Çoban; Başbakan'ın 'bakan yakınları, aday olamazlar' yasağına
rağmen Ali Babacan'ın akrabası olan Nusret Yurter'i destekledi. Ama
Genel Merkez'dekiler yoğun olmalı ki, ilgilenmediler. Sonra
Burhanettin Çoban beni telefonla aradı, tehditvari konuşmalar
yaptı. 'Kim olursa olsun Nusret Yurter belediye başkanı olacak,
buna kimse mani olamaz' dedi. Orada ipler koptu. Bana açık açık,
'Bakanlıklara gitmesen iyi olur' dedi. Kendisi de bunu itiraf
ediyor zaten. * Buna nasıl tepki verdiniz? 'Sen nasıl bir il
başkanısın? Millet bana görev vermiş; gece de giderim, gerekirse
sabaha kadar da bakanlıkta otururum. Bayağı bir şekilde
konuşacağına, yanlış anlayanlar varsa sustur' dedim. Bu kavganın
namusla ilgili tek konusu da budur. Bana bir iftira atmış olsaydı,
dünyayı başına yıkardım zaten. * Siz bunu namusunuzla ilgili bir
itham olarak görmediniz yani... Eğer bir il başkanı bunu
söylüyorsa, teşkilatta kaynayan kazanın fitne yuvası olduğunun bir
göstergesidir bu. Aslında bu konu üzerinde durmak istemiyorum çünkü
benim bakış açım siyasi boyutta. Diğer boyutlara varırsa iş, çok
bayağılaşır. Onların istediği zaten bu. Öyle bir iddiası varsa
çıksın ispatlasın. Zaten öyle bir iddiası olmuş olsaydı yedi
sülalem Afyon'da; ne eşime bırakırdım bunu, ne de aileme... Kendim
çeker vururdum. * Başınızın açık olması, tırnaklarınızın ojeli
olmasıyla itham edildiğiniz yazılıp çizildi hep... Burhanettin Bey
kadına saygısızdı. Kadının kendinden üstün olmasını, kadının belli
bir yerde olmasını istemezmiş gibi birtakım tavırlar içerisine
girdi. Beni anons ederken 'Reyhan Bey' falan diyordu. Sonra da
'Kusura bakmayın alışamadık' diyordu. * Siz yolsuzluk iddialarıyla
da uğraşmışsınız, olay biraz da bundan mı büyüdü? İl teşkilatının
adı karışmış bir rüşvet olayına. İl başkanımız Çoban da 'Biz parayı
iade ettik' diyor. Netice itibariyle para alınmış! Ama olaya adı
karışan kişilerle ilgili Burhanettin Bey işlem yapmadı bile. * Bu
kavgalar Erdoğan'ın yanına kadar uzadı, öyle değil mi? 3
milletvekili; Mahmut Koçak, İbrahim Hakkı Aşkar, ben ve Belediye
Başkanımız Abdullah Kaptan, Başbakanlık Konutu'na çağrıldık.

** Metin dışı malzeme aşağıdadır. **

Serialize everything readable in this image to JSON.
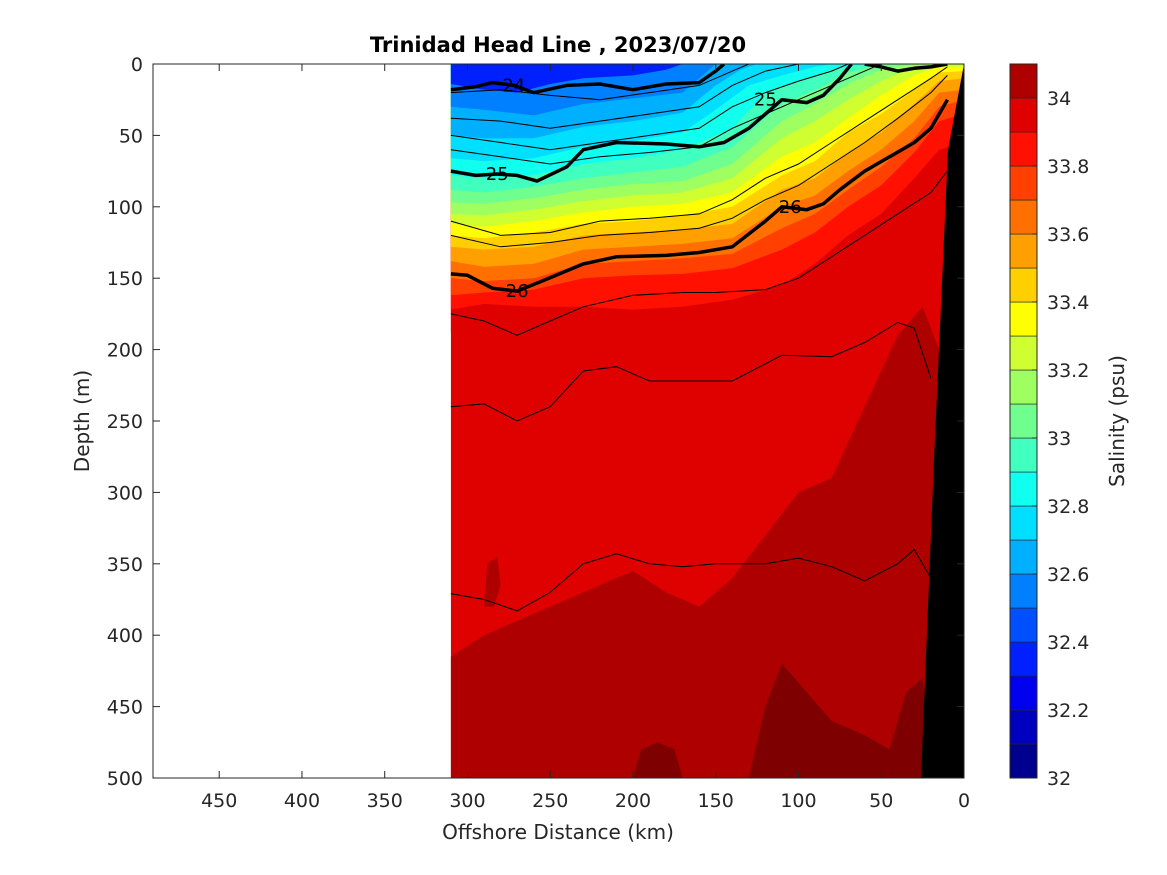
{
  "chart_data": {
    "type": "heatmap",
    "title": "Trinidad Head Line , 2023/07/20",
    "xlabel": "Offshore Distance (km)",
    "ylabel": "Depth (m)",
    "colorbar_label": "Salinity (psu)",
    "xlim": [
      490,
      0
    ],
    "ylim": [
      0,
      500
    ],
    "x_ticks": [
      450,
      400,
      350,
      300,
      250,
      200,
      150,
      100,
      50,
      0
    ],
    "y_ticks": [
      0,
      50,
      100,
      150,
      200,
      250,
      300,
      350,
      400,
      450,
      500
    ],
    "colorbar_ticks": [
      "32",
      "32.2",
      "32.4",
      "32.6",
      "32.8",
      "33",
      "33.2",
      "33.4",
      "33.6",
      "33.8",
      "34"
    ],
    "colorbar_tick_values": [
      32,
      32.2,
      32.4,
      32.6,
      32.8,
      33,
      33.2,
      33.4,
      33.6,
      33.8,
      34
    ],
    "colorbar_range": [
      32,
      34.1
    ],
    "data_extent_km": [
      310,
      0
    ],
    "contour_labels": [
      {
        "label": "24",
        "x": 272,
        "y": 15
      },
      {
        "label": "25",
        "x": 120,
        "y": 25
      },
      {
        "label": "25",
        "x": 282,
        "y": 77
      },
      {
        "label": "26",
        "x": 105,
        "y": 100
      },
      {
        "label": "26",
        "x": 270,
        "y": 159
      }
    ],
    "colors": {
      "bottom_topography": "#000000",
      "colormap": [
        "#00008f",
        "#0000bf",
        "#0000ef",
        "#0020ff",
        "#0050ff",
        "#0080ff",
        "#00b0ff",
        "#00dfff",
        "#10ffef",
        "#40ffbf",
        "#70ff8f",
        "#9fff60",
        "#cfff30",
        "#ffff00",
        "#ffcf00",
        "#ff9f00",
        "#ff7000",
        "#ff4000",
        "#ff1000",
        "#df0000",
        "#af0000"
      ]
    }
  }
}
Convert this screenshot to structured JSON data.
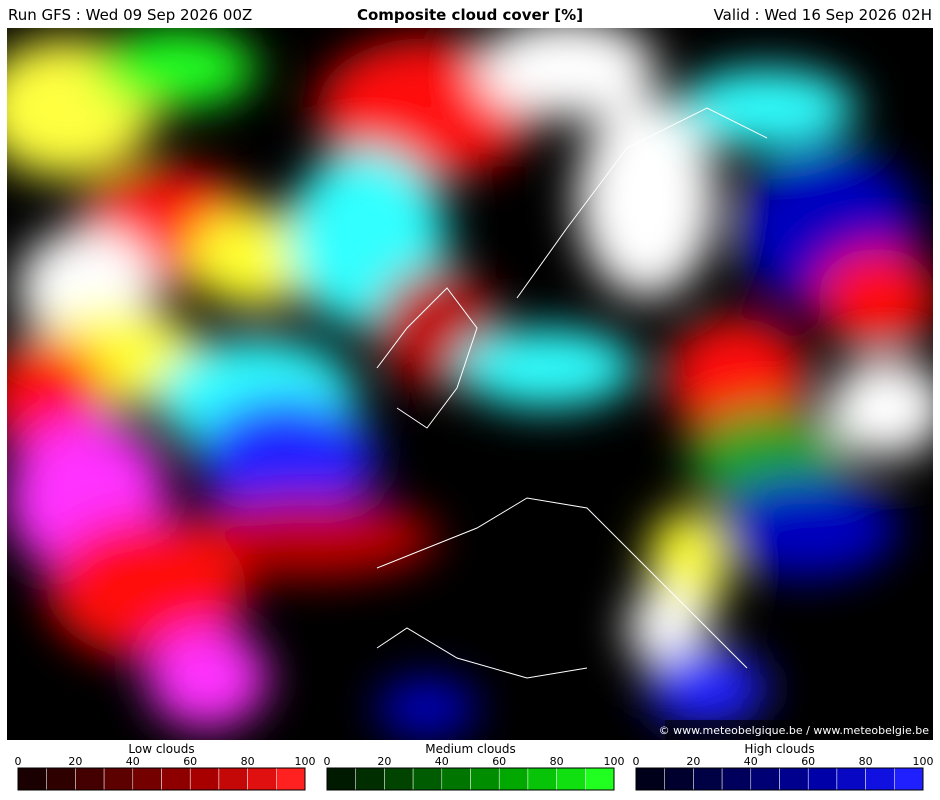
{
  "header": {
    "run": "Run GFS : Wed 09 Sep 2026 00Z",
    "title": "Composite cloud cover [%]",
    "valid": "Valid : Wed 16 Sep 2026 02H"
  },
  "copyright": "© www.meteobelgique.be / www.meteobelgie.be",
  "legends": [
    {
      "title": "Low clouds",
      "ticks": [
        0,
        20,
        40,
        60,
        80,
        100
      ],
      "colors": [
        "#1a0000",
        "#2e0000",
        "#440000",
        "#5c0000",
        "#750000",
        "#8e0000",
        "#a80000",
        "#c40808",
        "#e01010",
        "#ff2020"
      ]
    },
    {
      "title": "Medium clouds",
      "ticks": [
        0,
        20,
        40,
        60,
        80,
        100
      ],
      "colors": [
        "#001a00",
        "#002e00",
        "#004400",
        "#005c00",
        "#007500",
        "#008e00",
        "#00a800",
        "#08c408",
        "#10e010",
        "#20ff20"
      ]
    },
    {
      "title": "High clouds",
      "ticks": [
        0,
        20,
        40,
        60,
        80,
        100
      ],
      "colors": [
        "#00001a",
        "#00002e",
        "#000044",
        "#00005c",
        "#000075",
        "#00008e",
        "#0000a8",
        "#0808c4",
        "#1010e0",
        "#2020ff"
      ]
    }
  ]
}
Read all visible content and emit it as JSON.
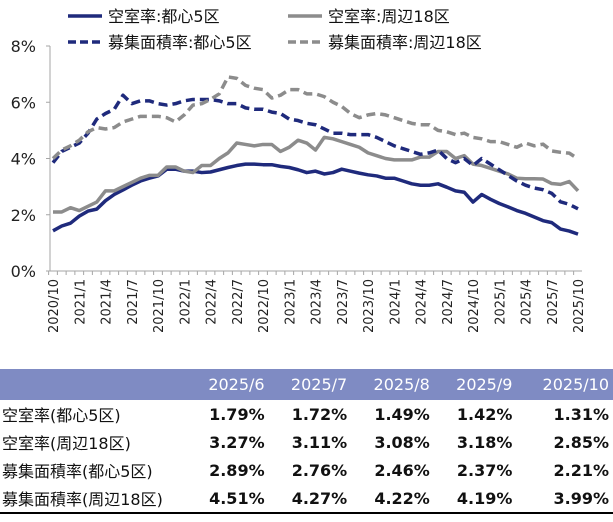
{
  "chart_data": {
    "type": "line",
    "title": "",
    "xlabel": "",
    "ylabel": "",
    "ylim": [
      0,
      8
    ],
    "y_ticks": [
      "0%",
      "2%",
      "4%",
      "6%",
      "8%"
    ],
    "grid": false,
    "legend_placement": "top",
    "x_start": "2020/10",
    "x_end": "2025/10",
    "x_tick_labels": [
      "2020/10",
      "2021/1",
      "2021/4",
      "2021/7",
      "2021/10",
      "2022/1",
      "2022/4",
      "2022/7",
      "2022/10",
      "2023/1",
      "2023/4",
      "2023/7",
      "2023/10",
      "2024/1",
      "2024/4",
      "2024/7",
      "2024/10",
      "2025/1",
      "2025/4",
      "2025/7",
      "2025/10"
    ],
    "series": [
      {
        "name": "空室率:都心5区",
        "color": "#1f2a7c",
        "dash": false,
        "values": [
          1.43,
          1.6,
          1.7,
          1.95,
          2.13,
          2.2,
          2.5,
          2.72,
          2.88,
          3.05,
          3.2,
          3.3,
          3.38,
          3.62,
          3.62,
          3.55,
          3.55,
          3.5,
          3.52,
          3.6,
          3.68,
          3.75,
          3.8,
          3.8,
          3.78,
          3.78,
          3.72,
          3.68,
          3.6,
          3.5,
          3.55,
          3.45,
          3.5,
          3.62,
          3.55,
          3.48,
          3.42,
          3.38,
          3.3,
          3.3,
          3.2,
          3.1,
          3.05,
          3.05,
          3.1,
          2.98,
          2.85,
          2.8,
          2.45,
          2.72,
          2.55,
          2.4,
          2.28,
          2.15,
          2.05,
          1.92,
          1.79,
          1.72,
          1.49,
          1.42,
          1.31
        ]
      },
      {
        "name": "空室率:周辺18区",
        "color": "#8c8c8c",
        "dash": false,
        "values": [
          2.1,
          2.1,
          2.25,
          2.15,
          2.3,
          2.45,
          2.85,
          2.85,
          3.0,
          3.15,
          3.3,
          3.4,
          3.4,
          3.7,
          3.7,
          3.55,
          3.5,
          3.75,
          3.75,
          4.0,
          4.2,
          4.55,
          4.5,
          4.45,
          4.5,
          4.5,
          4.25,
          4.4,
          4.65,
          4.55,
          4.3,
          4.75,
          4.7,
          4.6,
          4.5,
          4.4,
          4.2,
          4.1,
          4.0,
          3.95,
          3.95,
          3.95,
          4.05,
          4.05,
          4.25,
          4.25,
          4.0,
          4.1,
          3.8,
          3.75,
          3.65,
          3.55,
          3.45,
          3.3,
          3.28,
          3.28,
          3.27,
          3.11,
          3.08,
          3.18,
          2.85
        ]
      },
      {
        "name": "募集面積率:都心5区",
        "color": "#1f2a7c",
        "dash": true,
        "values": [
          3.85,
          4.25,
          4.4,
          4.55,
          4.9,
          5.4,
          5.6,
          5.75,
          6.25,
          5.95,
          6.05,
          6.05,
          5.95,
          5.9,
          5.95,
          6.05,
          6.1,
          6.1,
          6.1,
          6.05,
          5.95,
          5.95,
          5.8,
          5.75,
          5.75,
          5.65,
          5.6,
          5.4,
          5.35,
          5.25,
          5.2,
          5.05,
          4.9,
          4.9,
          4.85,
          4.85,
          4.85,
          4.75,
          4.6,
          4.45,
          4.35,
          4.25,
          4.15,
          4.2,
          4.3,
          4.0,
          3.85,
          4.0,
          3.75,
          4.0,
          3.8,
          3.6,
          3.4,
          3.2,
          3.05,
          2.95,
          2.89,
          2.76,
          2.46,
          2.37,
          2.21
        ]
      },
      {
        "name": "募集面積率:周辺18区",
        "color": "#8c8c8c",
        "dash": true,
        "values": [
          4.0,
          4.3,
          4.45,
          4.65,
          4.95,
          5.1,
          5.05,
          5.1,
          5.3,
          5.4,
          5.5,
          5.5,
          5.5,
          5.45,
          5.3,
          5.55,
          5.9,
          5.95,
          6.1,
          6.3,
          6.9,
          6.85,
          6.6,
          6.5,
          6.45,
          6.15,
          6.25,
          6.45,
          6.45,
          6.3,
          6.3,
          6.2,
          6.0,
          5.85,
          5.6,
          5.45,
          5.55,
          5.6,
          5.55,
          5.45,
          5.35,
          5.25,
          5.2,
          5.2,
          5.0,
          4.95,
          4.85,
          4.9,
          4.75,
          4.7,
          4.6,
          4.6,
          4.5,
          4.4,
          4.55,
          4.45,
          4.51,
          4.27,
          4.22,
          4.19,
          3.99
        ]
      }
    ]
  },
  "table": {
    "columns": [
      "2025/6",
      "2025/7",
      "2025/8",
      "2025/9",
      "2025/10"
    ],
    "rows": [
      {
        "label": "空室率(都心5区)",
        "values": [
          "1.79%",
          "1.72%",
          "1.49%",
          "1.42%",
          "1.31%"
        ]
      },
      {
        "label": "空室率(周辺18区)",
        "values": [
          "3.27%",
          "3.11%",
          "3.08%",
          "3.18%",
          "2.85%"
        ]
      },
      {
        "label": "募集面積率(都心5区)",
        "values": [
          "2.89%",
          "2.76%",
          "2.46%",
          "2.37%",
          "2.21%"
        ]
      },
      {
        "label": "募集面積率(周辺18区)",
        "values": [
          "4.51%",
          "4.27%",
          "4.22%",
          "4.19%",
          "3.99%"
        ]
      }
    ],
    "header_color": "#7f8bc3"
  }
}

Başbakan da 'Zamanı değil, çözeriz, rapor istiyorum sizden' dediği
zaman; 'Sayın Başbakanım, ben elli tane rapor verdim, artık
tahammülümüz yok' diyerek orada bulduğum bir kağıda istifamı
yazdım. Önce kızdı, sonra tebessüm etti, sonra da iade etti.
Giderken de 'Siz benim için değerli bir milletvekilisiniz' anlamına
gelecek birtakım şeyler söyledi. Rapor hazırlandı, tekrar verdik.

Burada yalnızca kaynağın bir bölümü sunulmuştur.